Trials of potential vaccines have shown promise. Most recently, drugs from AstraZenica, CanSino Biologics Inc and from a partnership between Pfizer Inc and German biotech firm BioNTech were safely administered and induced immune responses.

“Developments on COVID, positive or negative, have become the new risk-on/risk-off binary trigger for the market,” said Joseph Sroka, chief investment officer at NovaPoint in Atlanta. “A year ago it was trade.”

“In the next few weeks there will start to be risk assessments made on how the size of the next round of financial stimulus,” Sroka added.

The U.S. Congress, still looking to mitigate the pandemic’s economic effects, was set for a week of partisan wrangling over a new relief package, with two weeks until enhanced jobless benefits expire for millions of Americans.

The Dow Jones Industrial Average rose 8.92 points, or 0.03%, to 26,680.87, the S&P 500 gained 27.11 points, or 0.84%, to 3,251.84 and the Nasdaq Composite added 263.90 points, or 2.51%, to 10,767.09.

Of the 11 major sectors in the S&P 500, consumer discretionary and tech enjoyed the largest percentage gains.

The S&P/TSX Composite Index rose 60.18 points, or 0.37%, at 16,183.66. The energy sector lost 1.75% and financials 0.46%. But materials gained 1.98% as gold prices jumped to their highest since September 2011, and silver hit a near four-year peak, as a spike in COVID-19 infections and hopes for increased stimulus measures supported safe-haven demand. U.S. gold futures settled up 0.4 per cent to $1,817.40 per ounce. Silver rose 2.3 per cent to $19.76 per ounce, having hit a peak since September 2016 at $19.81 on increasing safe-haven flows.

Meanwhile, Shopify returned to rallying mode, gaining 8.46%. At $1,368, it’s still well off its all-time high of $1,457.90 from earlier this month.

Second-quarter earnings season chugged along in the U.S. Some 48 companies in the S&P 500 have posted results, with 77.1% of those beating consensus, according to Refinitiv data.

In aggregate, analysts now expect S&P 500 second-quarter earnings to have dropped 43.2% year-on-year, per Refinitiv.

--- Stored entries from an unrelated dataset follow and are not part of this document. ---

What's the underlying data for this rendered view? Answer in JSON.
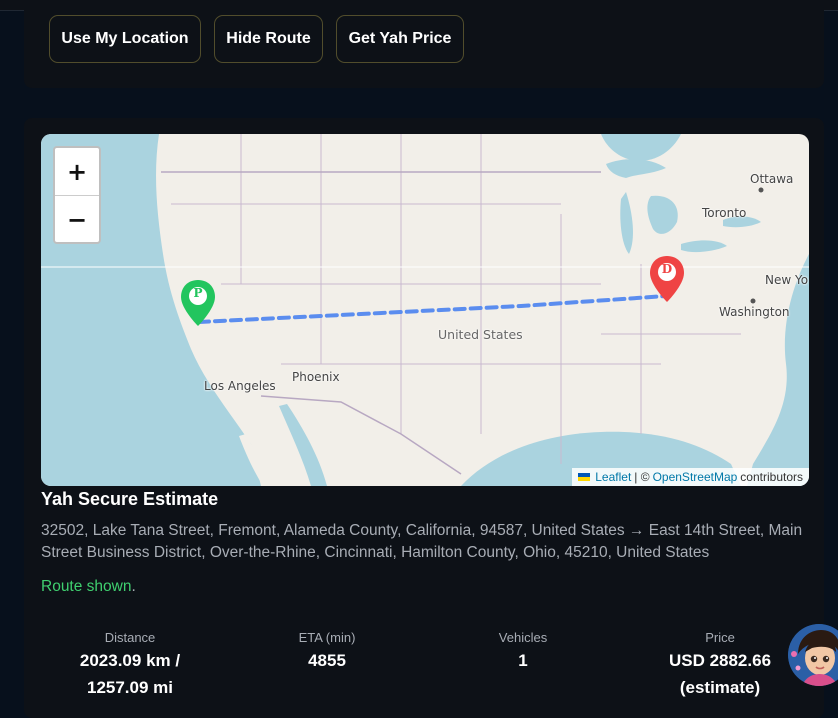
{
  "toolbar": {
    "use_location": "Use My Location",
    "hide_route": "Hide Route",
    "get_price": "Get Yah Price"
  },
  "map": {
    "zoom_in": "+",
    "zoom_out": "−",
    "labels": {
      "ottawa": "Ottawa",
      "toronto": "Toronto",
      "new_york": "New Yo",
      "washington": "Washington",
      "united_states": "United States",
      "phoenix": "Phoenix",
      "los_angeles": "Los Angeles"
    },
    "pickup_marker": "P",
    "dropoff_marker": "D",
    "attribution": {
      "leaflet": "Leaflet",
      "separator": "| ©",
      "osm": "OpenStreetMap",
      "contributors": "contributors"
    },
    "colors": {
      "route": "#5b8def",
      "pickup": "#22c55e",
      "dropoff": "#ef4444"
    }
  },
  "estimate": {
    "title": "Yah Secure Estimate",
    "route_text": "32502, Lake Tana Street, Fremont, Alameda County, California, 94587, United States → East 14th Street, Main Street Business District, Over-the-Rhine, Cincinnati, Hamilton County, Ohio, 45210, United States",
    "status": "Route shown",
    "status_suffix": "."
  },
  "stats": {
    "distance": {
      "label": "Distance",
      "line1": "2023.09 km /",
      "line2": "1257.09 mi"
    },
    "eta": {
      "label": "ETA (min)",
      "value": "4855"
    },
    "vehicles": {
      "label": "Vehicles",
      "value": "1"
    },
    "price": {
      "label": "Price",
      "line1": "USD 2882.66",
      "line2": "(estimate)"
    }
  },
  "colors": {
    "background": "#07101c",
    "panel": "#0d1117",
    "button_border": "#514d2c",
    "status_green": "#3fcf6f"
  }
}
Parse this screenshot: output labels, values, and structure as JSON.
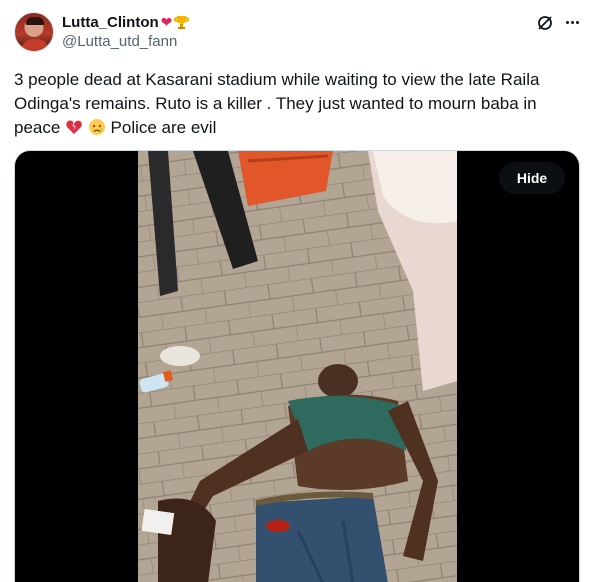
{
  "author": {
    "display_name": "Lutta_Clinton",
    "handle": "@Lutta_utd_fann",
    "name_emojis": [
      "red-heart-icon",
      "trophy-icon"
    ]
  },
  "header_actions": {
    "grok_icon": "grok-icon",
    "more_icon": "more-options-icon"
  },
  "tweet": {
    "text_line": "3 people dead at Kasarani stadium while waiting to view the late Raila Odinga's remains. Ruto is a killer . They just wanted to mourn baba in peace",
    "text_tail": "Police are evil",
    "emojis": [
      "broken-heart-icon",
      "sad-relieved-face-icon"
    ]
  },
  "media": {
    "hide_label": "Hide",
    "image_content": "photo-of-injured-man-lying-on-pavement"
  },
  "colors": {
    "text_primary": "#0f1419",
    "text_secondary": "#536471",
    "border": "#cfd9de",
    "heart": "#e0245e",
    "hide_button_bg": "#0f1419"
  }
}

The Canadian earnings calendar heats up this week; Canadian National Railway reports results Tuesday after the close.

Shares of Halliburton Co rose 2.5% after the company posted a surprise adjusted quarterly profit and better-than-expected cash flow due to cost-cutting.

Noble Energy Inc advanced 5.4% on news that Chevron Corp agreed to buy the oil and gas producer for $5 billion. Chevron dropped 2.2%.

Moderna Inc shares tumbled 12.8% on positive results from its competitors’ rival COVID-19 drug trials.

Electric automaker Tesla Inc rose 9.5% to reach a record closing high of $1,643.

Shares of International Business Machines Corp were up over 5% in post-market trading after the company’s adjusted earnings came in above analyst expectations.